Net-zero aerospace targets [1,2] have been a dramatic engineering driver to 
increased combustion and turbine entry temperatures in gas turbine systems with 
kerosene and next-generation hydrogen combustors. In turbine and combustion 
systems within gas turbines, near-wall jet flows are present in a range of 
cooling applications. Accurately modelling near-wall jets flows in Computational 
Fluid Dynamics (CFD) is important in understanding the performance and lifetime 
of turbine and combustor components where Han et al. [3] report that a 2% error 
in predicted metal temperature can halve the component lifetime. However, 
current Reynolds-Averaged Navier-Stokes (RANS) turbulence models provide large 
uncertainties in the adiabatic wall temperature. 

Physics-Informed Machine Learning (PIML) [4] combines machine learning 
algorithms with the physical equations for the modelled phenomena. In RANS 
applications PIML can be used to train functional models of turbulent closures 
using training data from high-fidelity LES data and sparse experimental 
datasets. The incorporation of both high-fidelity computational data with 
experimental data is a novel area of interest and should be investigated and 
incorporated into the model. In addition, the PhD project should investigate 
interpretability methods of deep machine learning methods. The PhD aims to 
produce understandable machine-learnt turbulence models that provide improved 
predictive accuracy at low cost to a range of near-wall jet cases applicable to 
the gas-turbine industry. Furthermore, the PhD will provide a PIML strategy that 
can be extended to other engineering applications.

The results of this PhD will be disseminated at conferences and high-quality 
journals. Suitable journals include the Journal of Fluid Mechanics, Physics of 
Fluids, Journal of Computational Physics, Computers and Fluids and the 
International Journal of Heat and Mass Transfer.

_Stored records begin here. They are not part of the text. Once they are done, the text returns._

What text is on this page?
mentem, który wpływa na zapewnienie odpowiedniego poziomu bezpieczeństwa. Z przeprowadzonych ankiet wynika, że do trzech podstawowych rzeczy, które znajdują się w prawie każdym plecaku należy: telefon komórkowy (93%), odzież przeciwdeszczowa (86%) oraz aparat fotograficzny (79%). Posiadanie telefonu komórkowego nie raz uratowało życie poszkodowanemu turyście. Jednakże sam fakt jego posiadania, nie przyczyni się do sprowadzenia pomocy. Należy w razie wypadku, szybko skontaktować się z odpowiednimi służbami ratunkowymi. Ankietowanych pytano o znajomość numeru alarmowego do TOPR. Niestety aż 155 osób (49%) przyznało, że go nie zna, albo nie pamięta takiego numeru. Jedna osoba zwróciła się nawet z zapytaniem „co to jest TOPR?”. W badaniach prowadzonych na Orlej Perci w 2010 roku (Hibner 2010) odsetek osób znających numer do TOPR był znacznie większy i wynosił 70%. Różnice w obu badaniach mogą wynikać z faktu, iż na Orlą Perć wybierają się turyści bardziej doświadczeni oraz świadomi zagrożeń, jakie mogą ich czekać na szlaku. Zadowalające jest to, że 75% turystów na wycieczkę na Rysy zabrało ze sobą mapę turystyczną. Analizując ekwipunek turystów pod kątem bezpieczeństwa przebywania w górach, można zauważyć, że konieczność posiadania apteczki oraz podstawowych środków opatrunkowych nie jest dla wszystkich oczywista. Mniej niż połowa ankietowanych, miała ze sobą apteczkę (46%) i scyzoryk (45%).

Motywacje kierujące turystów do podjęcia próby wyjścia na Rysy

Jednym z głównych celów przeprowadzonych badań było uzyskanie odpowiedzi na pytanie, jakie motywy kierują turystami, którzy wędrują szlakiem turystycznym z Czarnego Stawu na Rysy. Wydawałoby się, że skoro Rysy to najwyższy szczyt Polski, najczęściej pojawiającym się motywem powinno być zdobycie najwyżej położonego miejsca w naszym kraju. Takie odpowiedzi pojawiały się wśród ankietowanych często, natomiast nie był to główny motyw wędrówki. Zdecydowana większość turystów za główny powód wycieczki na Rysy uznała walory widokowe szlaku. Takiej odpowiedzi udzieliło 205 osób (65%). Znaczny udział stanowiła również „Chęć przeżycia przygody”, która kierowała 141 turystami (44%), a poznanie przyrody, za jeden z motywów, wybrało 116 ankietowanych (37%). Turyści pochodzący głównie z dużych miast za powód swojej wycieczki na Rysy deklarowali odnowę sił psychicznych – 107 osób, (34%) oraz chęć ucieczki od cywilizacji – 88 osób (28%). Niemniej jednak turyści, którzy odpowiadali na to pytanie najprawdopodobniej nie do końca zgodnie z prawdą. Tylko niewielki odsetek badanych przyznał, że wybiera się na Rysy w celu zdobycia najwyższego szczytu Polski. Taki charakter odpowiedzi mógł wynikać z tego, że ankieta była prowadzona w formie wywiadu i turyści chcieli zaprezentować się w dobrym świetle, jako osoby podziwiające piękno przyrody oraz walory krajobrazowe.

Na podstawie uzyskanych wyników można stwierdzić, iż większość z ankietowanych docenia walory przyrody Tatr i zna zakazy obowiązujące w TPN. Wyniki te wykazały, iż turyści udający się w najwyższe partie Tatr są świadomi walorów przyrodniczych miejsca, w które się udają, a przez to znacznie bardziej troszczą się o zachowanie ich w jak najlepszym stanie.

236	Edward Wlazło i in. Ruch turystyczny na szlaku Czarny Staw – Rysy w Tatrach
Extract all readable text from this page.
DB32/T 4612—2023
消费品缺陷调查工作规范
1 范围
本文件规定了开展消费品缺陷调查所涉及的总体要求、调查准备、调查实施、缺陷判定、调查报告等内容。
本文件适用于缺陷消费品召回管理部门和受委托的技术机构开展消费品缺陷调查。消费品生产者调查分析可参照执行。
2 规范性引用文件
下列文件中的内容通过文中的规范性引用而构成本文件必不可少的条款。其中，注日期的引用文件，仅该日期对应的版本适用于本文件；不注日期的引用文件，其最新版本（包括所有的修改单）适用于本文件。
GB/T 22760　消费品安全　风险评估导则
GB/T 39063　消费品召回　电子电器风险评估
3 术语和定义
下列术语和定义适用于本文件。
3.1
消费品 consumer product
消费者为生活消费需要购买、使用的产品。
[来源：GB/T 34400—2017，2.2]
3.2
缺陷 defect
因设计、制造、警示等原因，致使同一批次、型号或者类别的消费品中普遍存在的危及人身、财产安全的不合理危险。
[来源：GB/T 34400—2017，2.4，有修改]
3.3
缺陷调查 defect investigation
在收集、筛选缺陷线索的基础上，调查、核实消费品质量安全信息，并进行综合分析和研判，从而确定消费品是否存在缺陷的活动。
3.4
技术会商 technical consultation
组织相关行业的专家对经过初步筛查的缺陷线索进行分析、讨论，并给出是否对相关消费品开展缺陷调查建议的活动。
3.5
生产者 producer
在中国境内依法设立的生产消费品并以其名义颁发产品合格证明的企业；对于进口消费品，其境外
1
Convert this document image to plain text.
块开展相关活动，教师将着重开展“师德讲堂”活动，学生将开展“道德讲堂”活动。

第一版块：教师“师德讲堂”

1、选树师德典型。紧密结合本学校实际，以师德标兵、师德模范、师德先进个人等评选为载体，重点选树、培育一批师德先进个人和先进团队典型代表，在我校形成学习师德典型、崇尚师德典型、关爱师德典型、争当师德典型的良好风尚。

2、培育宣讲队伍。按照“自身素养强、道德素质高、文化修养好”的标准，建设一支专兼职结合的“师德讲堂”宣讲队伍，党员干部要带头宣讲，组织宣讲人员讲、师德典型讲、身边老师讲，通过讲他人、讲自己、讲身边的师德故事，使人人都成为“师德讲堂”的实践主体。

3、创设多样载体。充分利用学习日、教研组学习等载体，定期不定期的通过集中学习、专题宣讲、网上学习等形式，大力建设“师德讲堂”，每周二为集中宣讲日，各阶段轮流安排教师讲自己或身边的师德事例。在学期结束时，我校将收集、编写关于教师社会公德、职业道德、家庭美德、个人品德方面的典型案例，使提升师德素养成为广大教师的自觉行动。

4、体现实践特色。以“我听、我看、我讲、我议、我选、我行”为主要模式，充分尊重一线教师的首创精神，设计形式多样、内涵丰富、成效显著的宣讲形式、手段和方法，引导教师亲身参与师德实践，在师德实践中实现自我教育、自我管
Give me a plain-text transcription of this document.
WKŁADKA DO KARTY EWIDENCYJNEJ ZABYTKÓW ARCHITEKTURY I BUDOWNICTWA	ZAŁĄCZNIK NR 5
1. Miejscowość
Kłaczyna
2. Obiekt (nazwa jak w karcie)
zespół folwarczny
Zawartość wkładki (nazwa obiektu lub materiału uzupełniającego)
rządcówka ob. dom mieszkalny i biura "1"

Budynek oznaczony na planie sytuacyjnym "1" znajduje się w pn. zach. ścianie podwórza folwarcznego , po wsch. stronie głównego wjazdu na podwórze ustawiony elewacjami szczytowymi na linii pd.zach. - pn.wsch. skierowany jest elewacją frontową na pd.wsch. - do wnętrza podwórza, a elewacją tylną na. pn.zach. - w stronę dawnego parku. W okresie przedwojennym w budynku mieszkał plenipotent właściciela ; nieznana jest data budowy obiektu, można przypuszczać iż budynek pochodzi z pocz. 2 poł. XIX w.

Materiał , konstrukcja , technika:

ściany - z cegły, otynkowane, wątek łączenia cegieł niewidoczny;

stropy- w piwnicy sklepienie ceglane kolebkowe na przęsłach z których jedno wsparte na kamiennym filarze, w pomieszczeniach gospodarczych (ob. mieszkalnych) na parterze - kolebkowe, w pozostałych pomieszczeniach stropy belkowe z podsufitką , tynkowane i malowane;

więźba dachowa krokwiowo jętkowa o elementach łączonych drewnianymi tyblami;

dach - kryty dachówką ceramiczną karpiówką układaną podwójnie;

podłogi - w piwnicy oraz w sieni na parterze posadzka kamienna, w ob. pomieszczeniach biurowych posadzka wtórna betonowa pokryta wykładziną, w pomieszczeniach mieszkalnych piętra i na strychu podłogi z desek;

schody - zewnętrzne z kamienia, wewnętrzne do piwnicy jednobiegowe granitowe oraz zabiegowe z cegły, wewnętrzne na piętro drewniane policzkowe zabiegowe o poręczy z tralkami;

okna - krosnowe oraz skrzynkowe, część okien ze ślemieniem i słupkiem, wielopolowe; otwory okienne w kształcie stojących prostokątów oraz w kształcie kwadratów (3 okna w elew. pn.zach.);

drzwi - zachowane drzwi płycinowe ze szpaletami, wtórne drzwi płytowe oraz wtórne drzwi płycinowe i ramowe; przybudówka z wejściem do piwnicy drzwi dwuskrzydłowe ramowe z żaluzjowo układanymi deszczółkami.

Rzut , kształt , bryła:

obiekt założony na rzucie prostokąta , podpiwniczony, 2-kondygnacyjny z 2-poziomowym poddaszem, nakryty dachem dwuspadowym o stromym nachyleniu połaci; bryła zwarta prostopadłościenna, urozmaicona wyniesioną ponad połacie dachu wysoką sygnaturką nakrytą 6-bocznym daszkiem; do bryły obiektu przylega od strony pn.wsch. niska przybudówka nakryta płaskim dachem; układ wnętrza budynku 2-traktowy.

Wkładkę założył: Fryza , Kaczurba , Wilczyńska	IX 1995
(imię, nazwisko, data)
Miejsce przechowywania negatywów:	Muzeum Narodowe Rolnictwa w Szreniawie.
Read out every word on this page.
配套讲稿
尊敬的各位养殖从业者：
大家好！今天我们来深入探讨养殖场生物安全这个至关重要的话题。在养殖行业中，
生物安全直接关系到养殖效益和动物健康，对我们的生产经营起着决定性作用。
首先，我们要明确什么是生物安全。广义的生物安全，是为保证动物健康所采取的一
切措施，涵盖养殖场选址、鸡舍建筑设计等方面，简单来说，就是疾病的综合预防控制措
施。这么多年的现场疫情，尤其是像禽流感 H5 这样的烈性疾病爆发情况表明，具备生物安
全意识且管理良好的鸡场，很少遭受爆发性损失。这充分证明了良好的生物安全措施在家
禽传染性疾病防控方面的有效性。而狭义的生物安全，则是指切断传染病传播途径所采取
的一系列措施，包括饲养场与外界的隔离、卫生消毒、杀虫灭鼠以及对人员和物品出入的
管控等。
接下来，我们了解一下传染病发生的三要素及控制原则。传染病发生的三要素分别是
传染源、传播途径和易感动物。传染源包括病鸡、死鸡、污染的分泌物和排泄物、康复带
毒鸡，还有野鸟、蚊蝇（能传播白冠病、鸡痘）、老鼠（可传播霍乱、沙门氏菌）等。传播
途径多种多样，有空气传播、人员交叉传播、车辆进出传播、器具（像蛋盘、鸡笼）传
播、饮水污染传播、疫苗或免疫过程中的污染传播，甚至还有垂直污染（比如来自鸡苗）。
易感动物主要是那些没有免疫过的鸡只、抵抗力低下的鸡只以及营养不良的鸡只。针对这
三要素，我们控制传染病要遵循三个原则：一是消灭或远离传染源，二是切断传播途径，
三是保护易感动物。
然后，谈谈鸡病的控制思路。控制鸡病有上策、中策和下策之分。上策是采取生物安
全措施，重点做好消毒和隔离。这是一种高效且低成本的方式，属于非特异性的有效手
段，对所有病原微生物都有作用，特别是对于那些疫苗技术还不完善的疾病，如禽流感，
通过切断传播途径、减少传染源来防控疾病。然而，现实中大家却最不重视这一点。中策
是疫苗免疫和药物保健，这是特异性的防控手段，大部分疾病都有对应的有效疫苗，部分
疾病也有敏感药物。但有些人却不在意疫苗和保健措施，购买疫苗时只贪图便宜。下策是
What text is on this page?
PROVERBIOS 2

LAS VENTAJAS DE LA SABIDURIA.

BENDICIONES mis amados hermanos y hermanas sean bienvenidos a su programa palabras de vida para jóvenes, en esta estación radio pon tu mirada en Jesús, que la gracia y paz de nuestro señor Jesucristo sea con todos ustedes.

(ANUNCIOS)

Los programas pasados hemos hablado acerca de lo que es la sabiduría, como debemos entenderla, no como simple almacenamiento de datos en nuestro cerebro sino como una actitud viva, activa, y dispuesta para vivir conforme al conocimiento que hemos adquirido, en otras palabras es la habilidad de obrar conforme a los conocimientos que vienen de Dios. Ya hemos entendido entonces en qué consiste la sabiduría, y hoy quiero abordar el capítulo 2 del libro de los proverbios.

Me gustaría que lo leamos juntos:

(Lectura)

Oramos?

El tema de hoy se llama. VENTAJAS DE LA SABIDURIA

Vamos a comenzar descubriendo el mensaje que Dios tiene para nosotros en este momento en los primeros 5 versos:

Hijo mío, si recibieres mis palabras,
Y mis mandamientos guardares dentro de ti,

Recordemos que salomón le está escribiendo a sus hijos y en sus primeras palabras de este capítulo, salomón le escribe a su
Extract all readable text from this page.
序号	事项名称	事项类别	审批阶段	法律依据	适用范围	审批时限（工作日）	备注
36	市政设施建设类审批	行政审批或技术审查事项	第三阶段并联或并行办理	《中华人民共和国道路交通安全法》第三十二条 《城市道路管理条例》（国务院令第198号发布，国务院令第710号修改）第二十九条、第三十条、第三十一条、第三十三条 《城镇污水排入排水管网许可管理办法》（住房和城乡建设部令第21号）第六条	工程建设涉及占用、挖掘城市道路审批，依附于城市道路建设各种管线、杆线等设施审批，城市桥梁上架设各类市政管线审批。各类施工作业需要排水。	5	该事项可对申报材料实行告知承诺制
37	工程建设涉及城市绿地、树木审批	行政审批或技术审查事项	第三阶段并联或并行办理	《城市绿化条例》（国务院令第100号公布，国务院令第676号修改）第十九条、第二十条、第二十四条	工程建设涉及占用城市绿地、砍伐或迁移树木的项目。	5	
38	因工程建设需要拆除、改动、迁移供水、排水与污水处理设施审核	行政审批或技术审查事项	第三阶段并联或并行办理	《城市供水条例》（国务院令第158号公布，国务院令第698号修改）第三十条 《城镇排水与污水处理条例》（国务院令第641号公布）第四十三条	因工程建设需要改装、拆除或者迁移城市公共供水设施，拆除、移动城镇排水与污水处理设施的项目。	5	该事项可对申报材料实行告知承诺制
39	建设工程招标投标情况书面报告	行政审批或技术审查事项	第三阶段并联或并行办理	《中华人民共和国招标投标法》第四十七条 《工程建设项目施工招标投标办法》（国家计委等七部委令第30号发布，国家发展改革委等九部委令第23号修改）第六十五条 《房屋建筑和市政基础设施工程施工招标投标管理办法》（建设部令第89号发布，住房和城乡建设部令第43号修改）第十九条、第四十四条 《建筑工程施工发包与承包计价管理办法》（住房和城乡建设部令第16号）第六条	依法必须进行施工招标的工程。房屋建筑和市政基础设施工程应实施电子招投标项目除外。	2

This project and its aims align 
with the research output and key areas of growth in the Mechanical and Aerospace 
Systems (MAS) research group while encouraging local collaboration between the 
Faculty of Engineering and Computer Science.

The selected PhD candidate will be expected to undertake training in the use of 
OpenFOAM, an open-source CFD suite, alongside C++ and Python languages. 
Additionally, machine learning training will be advised. These skills are both 
necessary for the project but also provide an important set of professional 
skills for their future career. 

[1] UK Department for Transport. Jet Zero strategy: our approach for achieving 
net zero aviation by 2050. [Government of the United Kingdom], (2022, July 19). 
Retrieved from 
https://assets.publishing.service.gov.uk/government/uploads/system/uploads/attac
hment_data/file/1095952/jet-zero-strategy.pdf
[2] European Commission, Directorate-General for Mobility and Transport, 
Directorate-General for Research and Innovation, Flightpath 2050 : Europe’s 
vision for aviation : maintaining global leadership and serving society’s needs. 
Publications Office, (2011). Available from: doi/10.2777/50266.
[3] Han, J.C., Dutta, S. and Ekkad, S., Gas turbine heat transfer and cooling 
technology, CRC press, (2012)
[4] Karniadakis, G.E., Kevrekidis, I.G., Lu, L. et al. Physics-informed machine 
learning. Nat Rev Phys 3, 422–440 (2021).